Loyal to a fault, shape-shifting Lemurian warrior Saar will do anything for his king and sports a horrific scar across his face to prove it. Shunned by females of his own kind due to his gruesome features, he swore off intimate relationships long ago. When he rescues his sworn enemy from certain death, he must decide between his loyalty to his best friend or the female that has clawed her way into his heart.
Bear shape-shifter Kaelyn keeps males at arm’s length as those she loves tend to die. To complicate matters, she now works for the enemy she once despised. When she encounters the sexy male warrior she fought on the battlefield, she’s drawn to him for all the wrong reasons and must fight her desire for him if either is to survive.

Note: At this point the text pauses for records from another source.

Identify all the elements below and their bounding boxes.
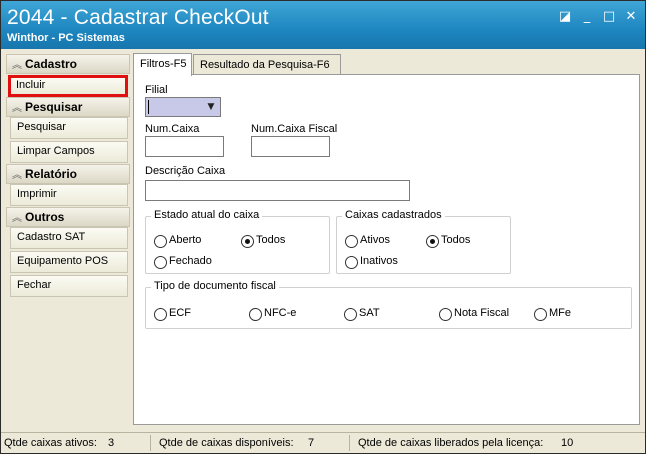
text-cursor [148, 100, 149, 114]
sidebar-group-label: Relatório [25, 167, 78, 181]
sidebar-item-label: Incluir [16, 79, 46, 91]
restore-icon[interactable]: ◪ [556, 9, 574, 25]
filial-label: Filial [145, 84, 168, 96]
cadastrados-title: Caixas cadastrados [342, 209, 445, 221]
chevron-up-icon: ︽ [12, 213, 22, 224]
num-caixa-label: Num.Caixa [145, 123, 200, 135]
radio-estado-aberto[interactable] [154, 235, 167, 248]
status-ativos-label: Qtde caixas ativos: [4, 437, 97, 449]
estado-group: Estado atual do caixa Aberto Todos Fecha… [145, 209, 330, 274]
radio-label: MFe [549, 307, 571, 319]
num-caixa-fiscal-label: Num.Caixa Fiscal [251, 123, 338, 135]
radio-label: SAT [359, 307, 380, 319]
maximize-icon[interactable]: □ [600, 9, 618, 25]
estado-title: Estado atual do caixa [151, 209, 263, 221]
tab-label: Resultado da Pesquisa-F6 [200, 59, 330, 71]
minimize-icon[interactable]: _ [578, 9, 596, 25]
sidebar: ︽ Cadastro Incluir ︽ Pesquisar Pesquisar… [4, 52, 130, 431]
num-caixa-input[interactable] [145, 136, 224, 157]
radio-label: Todos [441, 234, 471, 246]
sidebar-group-label: Cadastro [25, 57, 78, 71]
radio-cadastrados-todos[interactable] [426, 235, 439, 248]
sidebar-item-label: Fechar [17, 279, 52, 291]
status-ativos-value: 3 [108, 437, 115, 449]
sidebar-group-label: Pesquisar [25, 100, 83, 114]
tipo-documento-group: Tipo de documento fiscal ECF NFC-e SAT N… [145, 280, 632, 329]
sidebar-group-label: Outros [25, 210, 65, 224]
radio-estado-todos[interactable] [241, 235, 254, 248]
chevron-down-icon[interactable]: ▼ [204, 98, 218, 116]
tab-label: Filtros-F5 [140, 58, 187, 70]
window-subtitle: Winthor - PC Sistemas [7, 32, 125, 44]
radio-label: Ativos [360, 234, 390, 246]
main-area: Filtros-F5 Resultado da Pesquisa-F6 Fili… [131, 52, 641, 433]
chevron-up-icon: ︽ [12, 60, 22, 71]
sidebar-group-pesquisar[interactable]: ︽ Pesquisar [6, 97, 130, 117]
status-liberados-value: 10 [561, 437, 574, 449]
radio-label: ECF [169, 307, 191, 319]
title-bar[interactable]: 2044 - Cadastrar CheckOut Winthor - PC S… [1, 1, 645, 49]
tab-filtros[interactable]: Filtros-F5 [133, 53, 192, 76]
chevron-up-icon: ︽ [12, 170, 22, 181]
sidebar-item-label: Cadastro SAT [17, 231, 86, 243]
descricao-input[interactable] [145, 180, 410, 201]
sidebar-group-cadastro[interactable]: ︽ Cadastro [6, 54, 130, 74]
sidebar-item-equipamento-pos[interactable]: Equipamento POS [10, 251, 128, 273]
sidebar-item-fechar[interactable]: Fechar [10, 275, 128, 297]
sidebar-group-outros[interactable]: ︽ Outros [6, 207, 130, 227]
radio-label: Nota Fiscal [454, 307, 510, 319]
filial-select[interactable]: ▼ [145, 97, 221, 117]
sidebar-item-label: Equipamento POS [17, 255, 109, 267]
status-liberados: Qtde de caixas liberados pela licença: 1… [355, 435, 641, 451]
radio-cadastrados-ativos[interactable] [345, 235, 358, 248]
radio-label: Fechado [169, 255, 212, 267]
radio-label: NFC-e [264, 307, 297, 319]
tab-resultado-pesquisa[interactable]: Resultado da Pesquisa-F6 [193, 54, 341, 75]
radio-label: Aberto [169, 234, 202, 246]
tipo-documento-title: Tipo de documento fiscal [151, 280, 279, 292]
sidebar-item-incluir[interactable]: Incluir [8, 75, 128, 97]
status-bar: Qtde caixas ativos: 3 Qtde de caixas dis… [1, 432, 645, 453]
window-title: 2044 - Cadastrar CheckOut [7, 6, 269, 29]
app-window: 2044 - Cadastrar CheckOut Winthor - PC S… [0, 0, 646, 454]
sidebar-item-limpar-campos[interactable]: Limpar Campos [10, 141, 128, 163]
sidebar-item-label: Limpar Campos [17, 145, 95, 157]
radio-tipo-sat[interactable] [344, 308, 357, 321]
sidebar-item-label: Imprimir [17, 188, 57, 200]
radio-tipo-nota-fiscal[interactable] [439, 308, 452, 321]
chevron-up-icon: ︽ [12, 103, 22, 114]
sidebar-item-imprimir[interactable]: Imprimir [10, 184, 128, 206]
close-icon[interactable]: ✕ [622, 9, 640, 25]
status-disponiveis: Qtde de caixas disponíveis: 7 [156, 435, 350, 451]
radio-tipo-nfce[interactable] [249, 308, 262, 321]
radio-label: Todos [256, 234, 286, 246]
status-liberados-label: Qtde de caixas liberados pela licença: [358, 437, 544, 449]
radio-label: Inativos [360, 255, 398, 267]
status-disponiveis-label: Qtde de caixas disponíveis: [159, 437, 294, 449]
sidebar-group-relatorio[interactable]: ︽ Relatório [6, 164, 130, 184]
radio-tipo-ecf[interactable] [154, 308, 167, 321]
radio-estado-fechado[interactable] [154, 256, 167, 269]
radio-tipo-mfe[interactable] [534, 308, 547, 321]
status-disponiveis-value: 7 [308, 437, 315, 449]
cadastrados-group: Caixas cadastrados Ativos Todos Inativos [336, 209, 511, 274]
num-caixa-fiscal-input[interactable] [251, 136, 330, 157]
sidebar-item-label: Pesquisar [17, 121, 66, 133]
radio-cadastrados-inativos[interactable] [345, 256, 358, 269]
status-ativos: Qtde caixas ativos: 3 [4, 435, 151, 451]
filters-panel: Filial ▼ Num.Caixa Num.Caixa Fiscal Desc… [133, 74, 640, 425]
descricao-label: Descrição Caixa [145, 165, 226, 177]
sidebar-item-cadastro-sat[interactable]: Cadastro SAT [10, 227, 128, 249]
sidebar-item-pesquisar[interactable]: Pesquisar [10, 117, 128, 139]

In book four in the Warriors of Lemuria series, bear shifter Kaelyn is the new queen of the Ursus, her bear shifter Tribe, but she’s forced to obey Mauree, a vindictive woman who wants revenge against the Lemurian king. Then she meets Saar, her seductive enemy.
Stiyaha warrior Saar is honor bound to protect his king and people, but when it comes to Kaelyn, his heart is at battle with his duty.
The Ursus and Stiyaya are two of many alien species living on Earth, and they’re battling the Gossums for the right to Earth’s water. The Ursus once fought for the goddess, Alora, and were allies with the Stiyaya, but now they have been forced to change sides to fight alongside the Gossums for the cruel god Zedron.
I liked Saar a lot. He was sexy, stoic, determined, honorable, and tormented—a perfect hero. Yummy. Though I liked Kaelyn’s spunk and felt sorry for her, I couldn’t connect with her. Neither of them trusted each other at first, but she carried that mistrust for a long time.
I don’t get why Kaelyn and the other Ursus agreed to work with Mauree and the Gossums. I understand they literally felt compelled to obey Zedron, but their free will was still intact.
Mauree is a villain I love to hate. She’s so vindictive and arrogant. Same with Zedron. Both of them are horrible people and great villains, but I don’t understand why the good guys in each book keep letting Mauree live.
I’m having a hard time liking and understanding Alora. For the past two novels, she’s been emotional and jeopardizing her players in the war.
There’s one book left in the series, which I’ll be reading soon. I’ve been dying for Gaetan’s story, so I’m really looking forward to it.